After the planning, the waiting, the prepping, and the packing, driving out to the Oregon coast from Portland is a dreamy transition. Cares drop by the wayside as I navigate unfamiliar ground over the mountains, from city to farmlands to forest to coast.
We cross and re-cross the Willamette River as well as scores of creeks – Salt Creek, Mill Creek, Gooseneck Creek, Jackass Creek, on and on. Each little bridge crosses an unknown story, a path not taken, another border crossing. We pass Baskett Slough National Wildlife Refuge, go through Tillamook State Forest, and meander alongside Yamhill River and then Little Nestucca River (again and again) finally emptying into Nestucca Bay along the coast.
Five days away leaves behind familiar predictability and moves into surprise and novelty. At the fall equinox, autumn changes are just beginning; that first tinge of red and yellow, and the first scattering of brown along the roadside, not yet mush. A welcome surprise is seeing fire danger signs change from summer’s red high danger warning to a lovely green LOW risk, truly a border crossing from the summer of hell in much of the west.
Pacific City is two hours from Portland, a little further to the south than the more “crowded” beaches closer to the city – though all of the coast around here is, as we say, Oregon crowded, not California crowded. That is to say (mid-week post-Labor Day), not crowded at all. Each day we are the only non-surfers in the water as far as the eye can see, otherwise it’s just us and people walking by in ones and twos, with or without dogs, some on fat tire bicycles, and even a pod of horseback riders.
Warm fall sunshine and warm fall waters don’t pan out as I’d hoped, but still, it’s the beach. I’ll take it any way I can get it. The seven year old can’t get enough of the waves, no matter the temperatures, no matter how wild. And it is wild. After rescuing him several times when he topples over, I let him fall and struggle to get himself back up. Tough love. After that he is more cautious and braces himself against the pummeling the way I show him, with one foot planted forward, arms braced as well. When he tires of the water he digs a deep hole in the wet sand. Every. Single. Day. And watches it melt back into nothing.
His zen approach is marvelously infectious, and I am out there with him every day for hours while the others come and go, taking shelter from the elements indoors (drawn to the hot foosball table competition). That suits me fine. I spend more time in freezing water up to my knees than I might have by myself.
Standing on the shore soaking in the magnificence, Haystack Rock looms, and pelicans and seagulls soar in their continual search for food. Haystack Rock was once connected to the shore at Cape Kiwanda, but the sandstone in between has melted away over time. The remaining basalt sea stack remains a beacon of awe, and protects the Cape from further erosion from the continuous onslaught of wild waves.
One afternoon at the main city beach, the kids want to climb the towering sand dune, 240 feet at the top. Neither Alan or I are in any shape to climb with them (geezer body parts), as the climb up the dry loose sand is laborious. All who ascend spend plenty of time sitting, crawling, leaning over, looking like they might give up at any point.

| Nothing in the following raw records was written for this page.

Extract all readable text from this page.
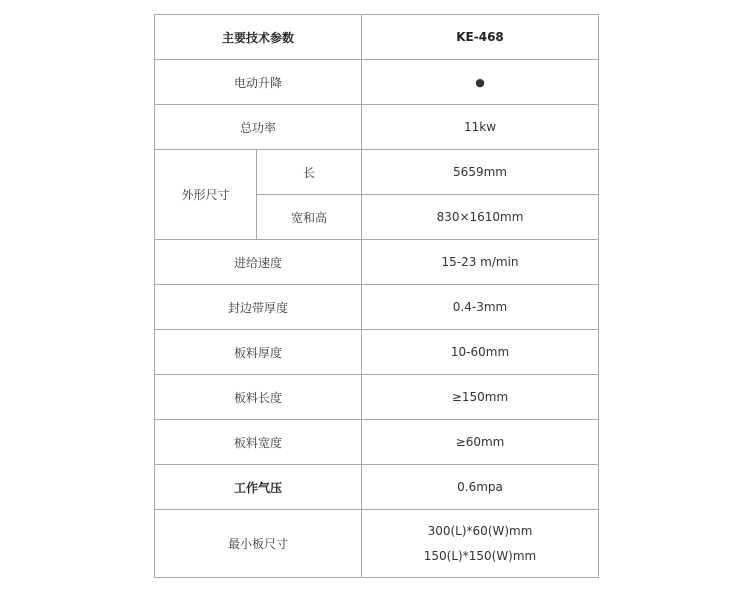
主要技术参数		KE-468
电动升降		●
总功率		11kw
外形尺寸	长	5659mm
	宽和高	830×1610mm
进给速度		15-23 m/min
封边带厚度		0.4-3mm
板料厚度		10-60mm
板料长度		≥150mm
板料宽度		≥60mm
工作气压		0.6mpa
最小板尺寸		300(L)*60(W)mm
150(L)*150(W)mm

So we send them on up, not thinking to tell them to come back down when they reach the top, because of course they would, right? They make it slowly to the top… and then disappear over the crest, as we wait below with growing unease. Finally the nine year old comes down saying she can’t find her brother, and our alarm bells go off. We ask other climbers to help, and one returns saying he didn’t see him! Yikes. Another returns (anxiety off the charts now) saying Ezra won’t come down with him. (Good stranger danger/covid training there, or perhaps an independent spirit.) Alan makes the arduous climb up and brings him down, a harsh finish to the day, but ultimately no one harmed.
Another afternoon we hike around Nestucca Wildlife Preserve where the endpoint looks out over Nestucca Bay, the confluence with the Pacific in the distance, and Haystack Rock beyond. There aren’t many bird sightings, but plenty to look at when you take the time to look closely.
On the last day of ferocious winds, after abandoning the chaotic kite flying, I wrap myself in a blanket to keep the flying sand from filling my clothes and pores, and let the seven year old get his beach fill. Finally he says, “I’m ready to go whenever you are,” as if I’m the one keeping him out there.
On our drive home we stop at Cape Lookout, the next cape up the coast (part of a 3-cape 40 mile scenic drive). A high narrow path offers views looking south to where we’d just spent the week; concentric white lines of waves, long empty beaches, and the backside of those dunes where we almost lost the kids. It’s all mighty small from this distance, burnished and raw, a beautiful jewel.
Our last quick stop is at Netarts Bay, before turning east toward Tillamook and then home. I need one last look at the glorious waters, and watch herons, egrets, pelicans, and seagulls graze the huge bay. Signs explain how to identify and collect various crabs and clams.
Looking north toward Cape Meares and Three Arch Rocks in the water, I promise myself not to wait so long for the next trip. I always say that, but it’s becoming abundantly clear that time is short, life is short, and there’s so much to see.